Costa Rica is a great choice for adventure! Yes, San Jose can be not so great at times, but like any big city, it depends on where you go and what you're doing there. There are plenty of cool places to visit and there are also parts of the city that you should probably avoid. Where were you staying in San Jose and where were you sightseeing while you were there?
As far as casado goes - what a treat! And the best part is, you can pretty much have it at any time of day! It has everything the body needs...starches, fried meat, vegetables, beans, and starches.
Did your backpacking journey happen to take you into the mountains of Tarrazu?
Yes it is. I absolutely loved San Jose even though i only spent 3 days there. I haven't felt totally safe while being there but perhaps it was more for the fact that it was my first solo travel rather than a city itself. I must admit that I mostly spent time in the city centre but i also visited some beautiful outskirts of the town with a friend I met there. Did you ever go to Ram Luna restaurant ? It is located outside of the city but the journey was totally worth it. The restaurant is placed on a hill which allows you to see the entire city from a nice perspective. You could easily hike up these hills, the views were spectacular. I stayed in CostaRica backpackers. It was a nice place with a great shared kitchen and a pool. I was there during the low season so the prices were cheap as well.
Cascado ! I miss it already. Although the food in Leon/Nicaragua was much better ! :D
No i never got a chance to go there. I checked it on google and i kind of regret it if im to be honest. But I guess one can't see everything.
When did you visit Costa Rica ? How was your experience ?
I know the feeling. This past spring I took my first international trip by myself - coincidentally, it was to Costa Rica as well. I think a lot of it had to do with the language factor. I'm not 100% fluent, so there was some worry about whether or not I would be able to communicate effectively enough if I had any problems. But I manged to survive, so that's good.
No, I'm not familiar with it. I did look it up though and might have to give it a try next time I'm in the country. When I travel to Costa Rica, I spend most of my time in the mountains, south of San Jose.
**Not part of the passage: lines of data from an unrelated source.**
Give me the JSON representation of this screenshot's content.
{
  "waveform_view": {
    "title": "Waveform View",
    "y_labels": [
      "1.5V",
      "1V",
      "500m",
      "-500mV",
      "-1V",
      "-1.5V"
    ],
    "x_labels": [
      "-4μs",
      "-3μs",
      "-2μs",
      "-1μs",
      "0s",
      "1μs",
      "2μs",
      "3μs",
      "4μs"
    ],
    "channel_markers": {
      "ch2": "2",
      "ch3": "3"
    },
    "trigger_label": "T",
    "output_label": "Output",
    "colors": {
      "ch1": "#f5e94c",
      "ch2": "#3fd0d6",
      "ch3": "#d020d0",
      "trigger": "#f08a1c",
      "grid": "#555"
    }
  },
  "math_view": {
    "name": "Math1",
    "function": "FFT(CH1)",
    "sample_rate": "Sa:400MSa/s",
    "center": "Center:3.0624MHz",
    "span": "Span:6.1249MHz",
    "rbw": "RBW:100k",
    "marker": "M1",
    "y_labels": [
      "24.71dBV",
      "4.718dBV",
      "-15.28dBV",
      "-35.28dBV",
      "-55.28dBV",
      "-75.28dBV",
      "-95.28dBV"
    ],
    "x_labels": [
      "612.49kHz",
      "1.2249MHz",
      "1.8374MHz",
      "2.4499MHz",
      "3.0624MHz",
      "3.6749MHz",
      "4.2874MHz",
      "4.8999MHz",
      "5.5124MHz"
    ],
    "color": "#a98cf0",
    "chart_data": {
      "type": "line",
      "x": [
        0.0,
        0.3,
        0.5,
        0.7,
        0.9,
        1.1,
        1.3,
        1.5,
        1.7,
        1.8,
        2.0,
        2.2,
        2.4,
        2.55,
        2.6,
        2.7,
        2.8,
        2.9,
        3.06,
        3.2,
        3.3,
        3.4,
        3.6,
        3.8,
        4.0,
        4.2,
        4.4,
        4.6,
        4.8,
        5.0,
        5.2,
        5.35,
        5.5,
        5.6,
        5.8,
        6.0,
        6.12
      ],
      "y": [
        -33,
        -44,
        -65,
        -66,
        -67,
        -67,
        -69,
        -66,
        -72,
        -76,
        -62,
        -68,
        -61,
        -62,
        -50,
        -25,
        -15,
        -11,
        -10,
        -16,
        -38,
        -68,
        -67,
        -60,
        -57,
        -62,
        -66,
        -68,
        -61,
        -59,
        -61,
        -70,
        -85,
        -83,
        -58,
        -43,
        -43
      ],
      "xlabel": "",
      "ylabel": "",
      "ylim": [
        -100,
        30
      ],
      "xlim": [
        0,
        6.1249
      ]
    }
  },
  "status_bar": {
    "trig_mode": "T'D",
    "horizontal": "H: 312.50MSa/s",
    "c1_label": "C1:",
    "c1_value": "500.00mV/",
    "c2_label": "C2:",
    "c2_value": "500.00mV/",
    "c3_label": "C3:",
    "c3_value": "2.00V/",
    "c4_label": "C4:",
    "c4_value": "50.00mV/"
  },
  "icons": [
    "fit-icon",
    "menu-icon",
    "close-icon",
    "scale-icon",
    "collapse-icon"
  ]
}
So, Ram Luna will probably go on my list of places to eat.
I work with coffee farmers in the Tarrazu region - actually, a sub-region of Tarrazu called Llano Bonito. I've only been to a few restaurants in the city. There was a really great cafe in Heredia (northern part of San Jose) - Kawah Cafe. It's a small place, but they have excellent food and they serve some of the best coffee you'll find in Costa Rica. It's like a quaint but modern-looking gourmet shop.
My experiences in Costa Rica have been great so far. The people in the farming communities are really nice and welcoming. I mean, it helps that I want to buy their coffee, but they're just normal folks putting in some hard work and trying to make sure their children are taken care of. We're not all that different.
If you have a few minutes, this was an account from my most recent trip: How to Set Your Rental Car on Fire. It's a two-part post, so don't forget to read the dramatic conclusion!
Do you have any plans to go back? Or was it just a one-time visit?